( Figs 1‒3)
Oceania armata Kölliker, in Gegenbaur et al., 1853: 323.— Metschnikoff 1886: 78, pl. 1 figs 32‒39.— Mayer 1910: 147, figs 80‒81.— Kramp 1959: 99, fig. 63.— Kramp 1961: 65.— Kramp 1968: 27, fig. 67.— Brinckmann-Voss 1970: pl. 4 fig. 2.— Schuchert 1996: 15, fig. 4a ‒c.— Schuchert 2004: 333, fig. 5.—Kubota 2007: 67, figs 1‒5.
Oceania flavidula. — Gegenbaur, 1857: 223, pl. 7: fig. 4.
not Oceania flavidula Péron & Lesueur, 1810: 345 [?= Clytia spec.]
Turritopsis armata.— Haeckel, 1879: 65.
Callitiara polyophtalma Haeckel, 1879: 67, pl. 3 figs 1‒5.
Conis cyclophthalma Haeckel, 1879: 55, pl. 4 fig. 1.
? Corydendrium chevalense Thornely, 1904: 109, pl. 1 fig. 4.
Tiarella parthenopia Trinci, 1906: 208, figs 1‒2.
Turritopsis fascicularis Fraser, 1943: 76.— Fraser 1944: 37, fig 5.— Calder 2013: 11, fig. 1f.— Miglietta 2016: 426, figs 1‒3.
Oceania tydemani Bleeker & van der Spoel 1988: 249, fig. 7.
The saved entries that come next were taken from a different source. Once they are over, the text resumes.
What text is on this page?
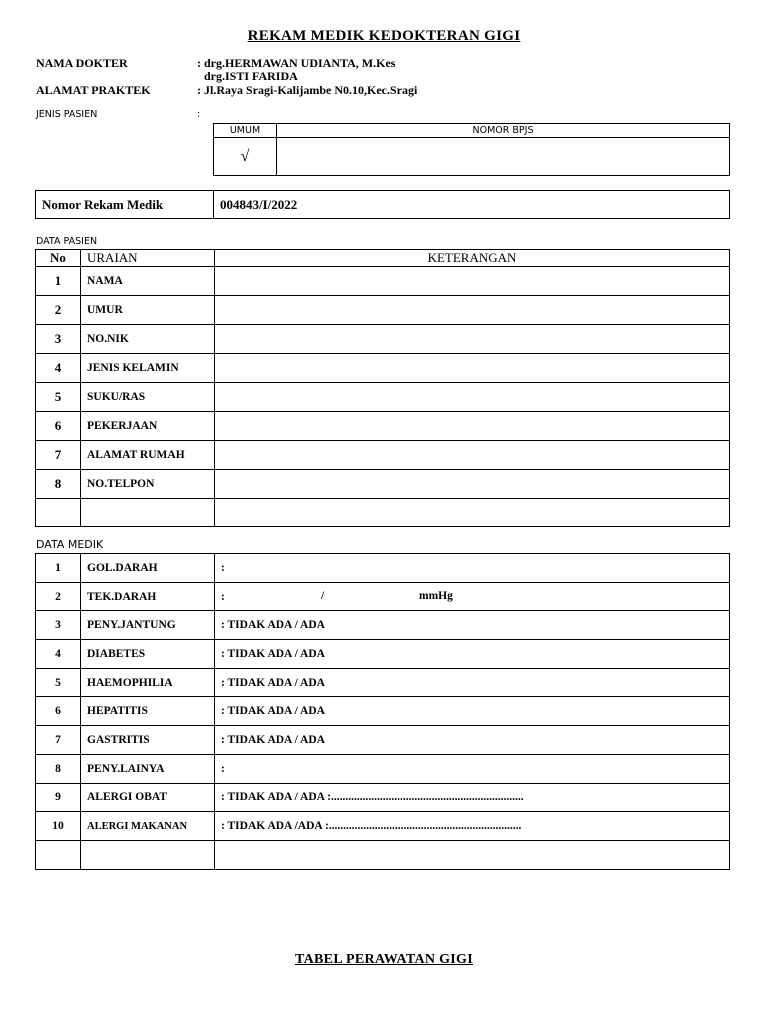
REKAM MEDIK KEDOKTERAN GIGI
NAMA DOKTER	: drg.HERMAWAN UDIANTA, M.Kes
drg.ISTI FARIDA
ALAMAT PRAKTEK	: Jl.Raya Sragi-Kalijambe N0.10,Kec.Sragi
JENIS PASIEN	:
UMUM	NOMOR BPJS
√	
Nomor Rekam Medik	004843/I/2022
DATA PASIEN
No	URAIAN	KETERANGAN
1	NAMA	
2	UMUR	
3	NO.NIK	
4	JENIS KELAMIN	
5	SUKU/RAS	
6	PEKERJAAN	
7	ALAMAT RUMAH	
8	NO.TELPON	

DATA MEDIK
1	GOL.DARAH	:
2	TEK.DARAH	: / mmHg

3	PENY.JANTUNG	: TIDAK ADA / ADA
4	DIABETES	: TIDAK ADA / ADA
5	HAEMOPHILIA	: TIDAK ADA / ADA
6	HEPATITIS	: TIDAK ADA / ADA
7	GASTRITIS	: TIDAK ADA / ADA
8	PENY.LAINYA	:
9	ALERGI OBAT	: TIDAK ADA / ADA :...................................................................
10	ALERGI MAKANAN	: TIDAK ADA /ADA :...................................................................

TABEL PERAWATAN GIGI
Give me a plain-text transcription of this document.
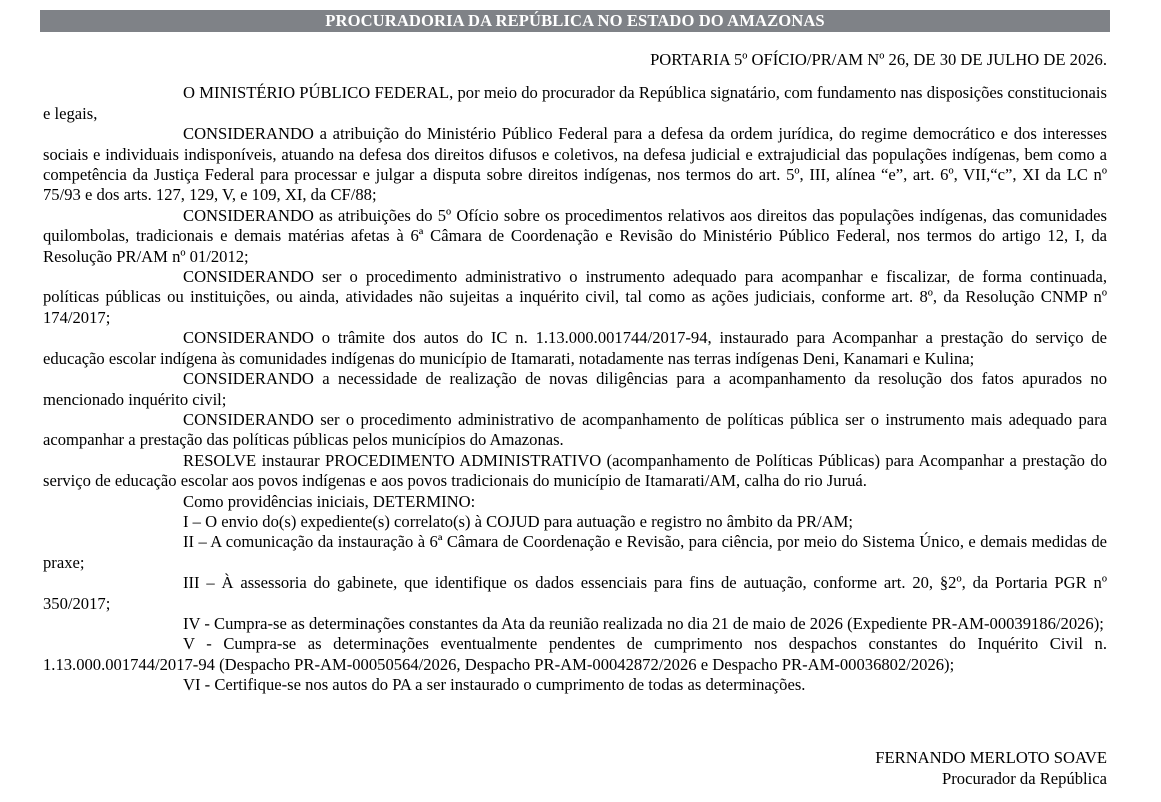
PROCURADORIA DA REPÚBLICA NO ESTADO DO AMAZONAS
PORTARIA 5º OFÍCIO/PR/AM Nº 26, DE 30 DE JULHO DE 2026.

O MINISTÉRIO PÚBLICO FEDERAL, por meio do procurador da República signatário, com fundamento nas disposições constitucionais e legais,

CONSIDERANDO a atribuição do Ministério Público Federal para a defesa da ordem jurídica, do regime democrático e dos interesses sociais e individuais indisponíveis, atuando na defesa dos direitos difusos e coletivos, na defesa judicial e extrajudicial das populações indígenas, bem como a competência da Justiça Federal para processar e julgar a disputa sobre direitos indígenas, nos termos do art. 5º, III, alínea “e”, art. 6º, VII,“c”, XI da LC nº 75/93 e dos arts. 127, 129, V, e 109, XI, da CF/88;

CONSIDERANDO as atribuições do 5º Ofício sobre os procedimentos relativos aos direitos das populações indígenas, das comunidades quilombolas, tradicionais e demais matérias afetas à 6ª Câmara de Coordenação e Revisão do Ministério Público Federal, nos termos do artigo 12, I, da Resolução PR/AM nº 01/2012;

CONSIDERANDO ser o procedimento administrativo o instrumento adequado para acompanhar e fiscalizar, de forma continuada, políticas públicas ou instituições, ou ainda, atividades não sujeitas a inquérito civil, tal como as ações judiciais, conforme art. 8º, da Resolução CNMP nº 174/2017;

CONSIDERANDO o trâmite dos autos do IC n. 1.13.000.001744/2017-94, instaurado para Acompanhar a prestação do serviço de educação escolar indígena às comunidades indígenas do município de Itamarati, notadamente nas terras indígenas Deni, Kanamari e Kulina;

CONSIDERANDO a necessidade de realização de novas diligências para a acompanhamento da resolução dos fatos apurados no mencionado inquérito civil;

CONSIDERANDO ser o procedimento administrativo de acompanhamento de políticas pública ser o instrumento mais adequado para acompanhar a prestação das políticas públicas pelos municípios do Amazonas.

RESOLVE instaurar PROCEDIMENTO ADMINISTRATIVO (acompanhamento de Políticas Públicas) para Acompanhar a prestação do serviço de educação escolar aos povos indígenas e aos povos tradicionais do município de Itamarati/AM, calha do rio Juruá.

Como providências iniciais, DETERMINO:

I – O envio do(s) expediente(s) correlato(s) à COJUD para autuação e registro no âmbito da PR/AM;

II – A comunicação da instauração à 6ª Câmara de Coordenação e Revisão, para ciência, por meio do Sistema Único, e demais medidas de praxe;

III – À assessoria do gabinete, que identifique os dados essenciais para fins de autuação, conforme art. 20, §2º, da Portaria PGR nº 350/2017;

IV - Cumpra-se as determinações constantes da Ata da reunião realizada no dia 21 de maio de 2026 (Expediente PR-AM-00039186/2026);

V - Cumpra-se as determinações eventualmente pendentes de cumprimento nos despachos constantes do Inquérito Civil n. 1.13.000.001744/2017-94 (Despacho PR-AM-00050564/2026, Despacho PR-AM-00042872/2026 e Despacho PR-AM-00036802/2026);

VI - Certifique-se nos autos do PA a ser instaurado o cumprimento de todas as determinações.

FERNANDO MERLOTO SOAVE
Procurador da República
Description. Mature medusa 5‒10 mm high, maximal bell diameter about the same as height, umbrella bell-shaped with flat top, jelly uniformly thin. Manubrium on a transparent, shallow peduncle, not encircled by blocks of vacuolated cells but vacuolated cells present along proximal parts of radial canals. Manubrium large, up to 2/3 of subumbrellar height, ovoid, manubrium base constricted, with funnel-shaped mouth region. Stomach and mouth region distinctly cruciform in cross-section. Radial canals where joining manubrium funnel-like dilated and composed of large, vacuolated cells, continued on manubrium as perradial ribs resembling four clasping claws. Mouth rim in folds, with four prominent perradial lips. Margin of mouth with a continuous row of spherical nematocyst clusters, these usually on a short pedicel. Gonads smooth, on interradial surface of stomach. Four quite broad radial canals, margins occasionally jagged, circular canal broad. Marginal tentacles 80‒120, evenly tapering, gastrodermis chordoid. Origins of tentacles somewhat alternately displaced adaxially and abaxially (= in 2 rows). Each tentacle with a slight proximal swelling beginning shortly after origin. Adaxial ocelli near tentacle base. Nematocysts: microbasic euryteles, desmonemes. Colours: manubrium and gonads yellow, orange or orange brown, ocelli brown-red. Egg size about 0.27 mm.
Polyp stage forming erect, branched colonies, 1‒10 cm, strongly polysiphonic, thinning out to monosiphonic. Proximal parts of monosiphonic side-branches and hydranth pedicels adnate to branch of origin. Hydranths at ends of side branches, tubular, 0.6‒1 mm high, with rounded hypostome, up to 18 scattered filiform tentacles. Medusa buds at end of thin side-branches with proximal region adnate, spherical, 0.4‒0.5 mm, in advanced stages with four broad radial canals, manubrium very short, with four interradial pads, four marginal bulbs, about 8 tentacles stubs. Nematocysts of polyps are microbasic euryteles and desmonemes.
Distribution. The medusa occurs in coastal waters of tropical to warm temperate seas. It has been recorded from the Mediterranean, coasts of Senegal and Gambia, Canary Islands, Cape Verde, Azores, Portugal, West Indies, Japan, New Zealand, Tasman Sea, South China Sea, Red Sea; apparently it is absent from the eastern Pacific Ocean ( Kramp 1961; Schmidt & Klinker 1974; Schuchert 1996; Schuchert 2004; Xu & Huang 2006; Kubota 2007). Type locality: Strait of Messina, Mediterranean. The medusa occurs usually in depths of less than 200 m, but not at the surface ( Kramp 1965).
Remarks. While two records of the polyp (as T. fascicularis and T. chevalense, see Table 1) were found in depths of 274 to 573 m, they seem not to be restricted to deeper waters as one record ( Portugal sample) was from very shallow waters.